Tag Archives: Jacobian

Transforming random variables

In certain cases, it is useful to transform a random variable \Theta to another random variable \Psi via a transformation \Psi=f(\Theta). For instance, this situation arises typically if one wants to sample from the probability density function p_{\scriptscriptstyle{\Theta}}(\theta) of a positively-valued random variable \Theta. Markov chain Monte Carlo (MCMC) algorithms are conventionally designed to draw correlated samples from a desired target (density) p_{\scriptscriptstyle{\Psi}}(\psi) of a random variable \Psi taking values over the real line. So, if the target of interest p_{\scriptscriptstyle{\Theta}} has support over the positive real line and the MCMC algorithm samples from a density p_{\scriptscriptstyle{\Psi}} with support over the real line, then a random variable transformation, such as \Psi=\log{(\Theta)}, can help resolve the matter. In particular, the transformation allows to sample from p_{\scriptscriptstyle{\Psi}} via the MCMC method of choice and then the inverse transformation \Theta=\exp{(\Psi)} converts the simulated Markov chain to a set of sample points from p_{\scriptscriptstyle{\Theta}}. Obviously, it is needed to find the form of the target density p_{\scriptscriptstyle{\Psi}} on which MCMC will be applied.

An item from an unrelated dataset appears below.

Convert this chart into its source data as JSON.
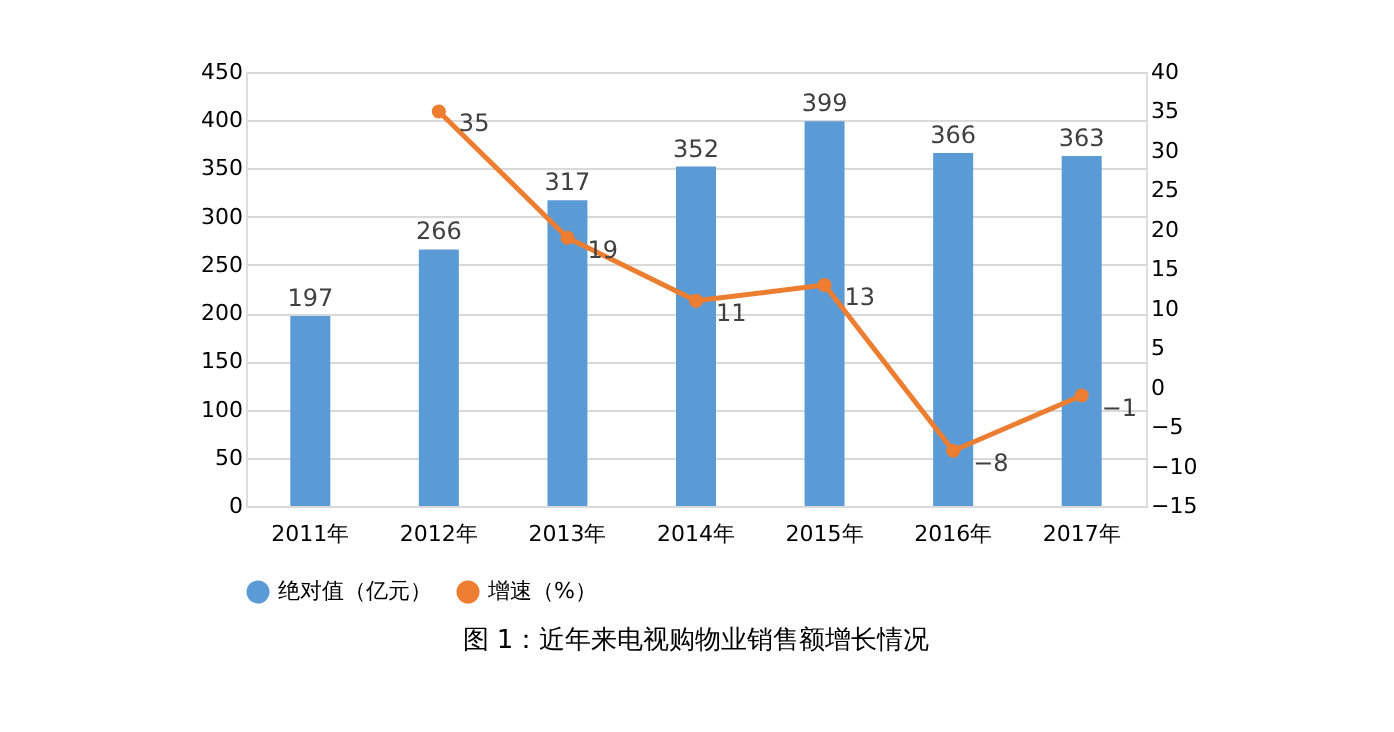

Although such random variable transformations are common practice, one may need to look up the formula for the transformation to pass from the original density p_{\scriptscriptstyle{\Theta}} to the transformed density p_{\scriptscriptstyle{\Psi}}. The main source of confusion is whether one needs the Jacobian associated with the transformation f or with the inverse transformation f^{-1}.

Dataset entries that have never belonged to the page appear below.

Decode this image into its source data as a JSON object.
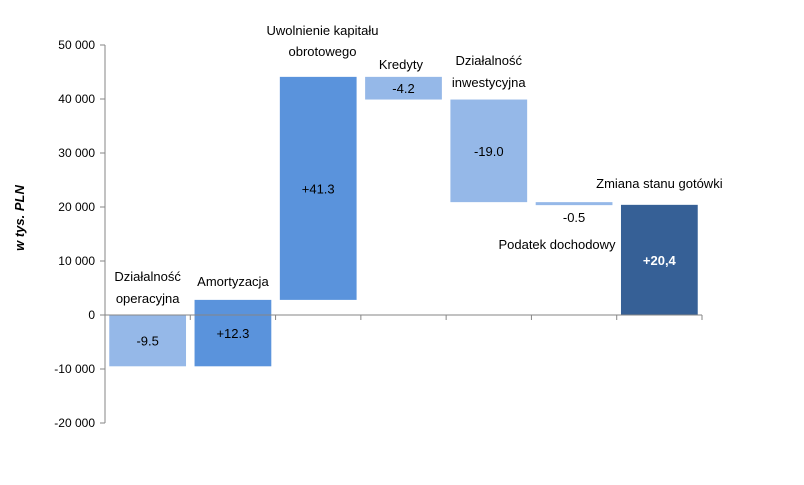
{
  "chart_data": {
    "type": "bar",
    "subtype": "waterfall",
    "title": "",
    "ylabel": "w tys. PLN",
    "xlabel": "",
    "ylim": [
      -20000,
      50000
    ],
    "ytick_step": 10000,
    "ytick_labels": [
      "-20 000",
      "-10 000",
      "0",
      "10 000",
      "20 000",
      "30 000",
      "40 000",
      "50 000"
    ],
    "grid": false,
    "legend": "none",
    "steps": [
      {
        "label_lines": [
          "Działalność",
          "operacyjna"
        ],
        "start": 0,
        "end": -9500,
        "data_label": "-9.5",
        "color": "#95b8e8"
      },
      {
        "label_lines": [
          "Amortyzacja"
        ],
        "start": -9500,
        "end": 2800,
        "data_label": "+12.3",
        "color": "#5a93dc"
      },
      {
        "label_lines": [
          "Uwolnienie  kapitału",
          "obrotowego"
        ],
        "start": 2800,
        "end": 44100,
        "data_label": "+41.3",
        "color": "#5a93dc"
      },
      {
        "label_lines": [
          "Kredyty"
        ],
        "start": 44100,
        "end": 39900,
        "data_label": "-4.2",
        "color": "#95b8e8"
      },
      {
        "label_lines": [
          "Działalność",
          "inwestycyjna"
        ],
        "start": 39900,
        "end": 20900,
        "data_label": "-19.0",
        "color": "#95b8e8"
      },
      {
        "label_lines": [
          "Podatek dochodowy"
        ],
        "start": 20900,
        "end": 20400,
        "data_label": "-0.5",
        "color": "#95b8e8"
      },
      {
        "label_lines": [
          "Zmiana stanu gotówki"
        ],
        "start": 0,
        "end": 20400,
        "data_label": "+20,4",
        "color": "#366096"
      }
    ]
  }
}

There is a way to retrieve the formula intuitively via a geometric argument, rather than trying to uncover it mnemonically. The main argument is that of area preservation in the case of univariate random variables. It suffices to realize that for a small displacement, the area below the curves of the two densities is the same, which means that

p_{\scriptscriptstyle{\Psi}}(\psi)d\psi=p_{\scriptscriptstyle{\Theta}}(\theta)d\theta.

This realization suffices to recover the remaining steps. It follows that

p_{\scriptscriptstyle{\Psi}}(\psi)=p_{\scriptscriptstyle{\Theta}}(\theta)\frac{d\theta}{d\psi}.

Notice that

\Theta \overset{f}{\underset{f^{-1}}\rightleftarrows} \Psi ,

which gives the transformed density

p_{\scriptscriptstyle{\Psi}}(\psi)=p_{\scriptscriptstyle{\Theta}}(f^{-1}(\psi))\left|\frac{df^{-1}(\psi)}{d\psi}\right|.

The Jacobian in the univariate case is the derivative \frac{df^{-1}(\psi)}{d\psi}, associated with the inverse transformation f^{-1}. The absolute value of the derivative ensures that the density p_{\scriptscriptstyle{\Psi}} is non-negative. Having understood the univariate case, the multivariate scenario follows straightforwardly as

p_{\scriptscriptstyle{\boldsymbol\Psi}}(\boldsymbol\psi)=p_{\scriptscriptstyle{\boldsymbol\Theta}}(f^{-1}(\boldsymbol\psi))\left|\frac{\partial f^{-1}_{i}(\boldsymbol\psi)}{\partial_{j}\boldsymbol\psi}\right|,

where \left|\frac{\partial f^{-1}_{i}(\boldsymbol\psi)}{\partial_{j}\boldsymbol\psi}\right| denotes the determinant of the Jacobian of f^{-1}.

To follow through with the example

\Theta \overset{\log}{\underset{\exp}\rightleftarrows} \Psi ,

notice that f=\log, f^{-1}=\exp. So, the derivative \frac{df^{-1}(\psi)}{d\psi} becomes

\displaystyle\frac{df^{-1}(\psi)}{d\psi}=\frac{d \exp (\psi)}{d\psi}=\exp{(\psi)},

whence

p_{\scriptscriptstyle{\Psi}}(\psi)=p_{\scriptscriptstyle{\Theta}}(\exp{(\psi)}) \exp{(\psi)}.

The target log-density for MCMC is thus

\log{(p_{\scriptscriptstyle{\Psi}}(\psi))}=\log{(p_{\scriptscriptstyle{\Theta}}(\exp{(\psi)}))} + \psi.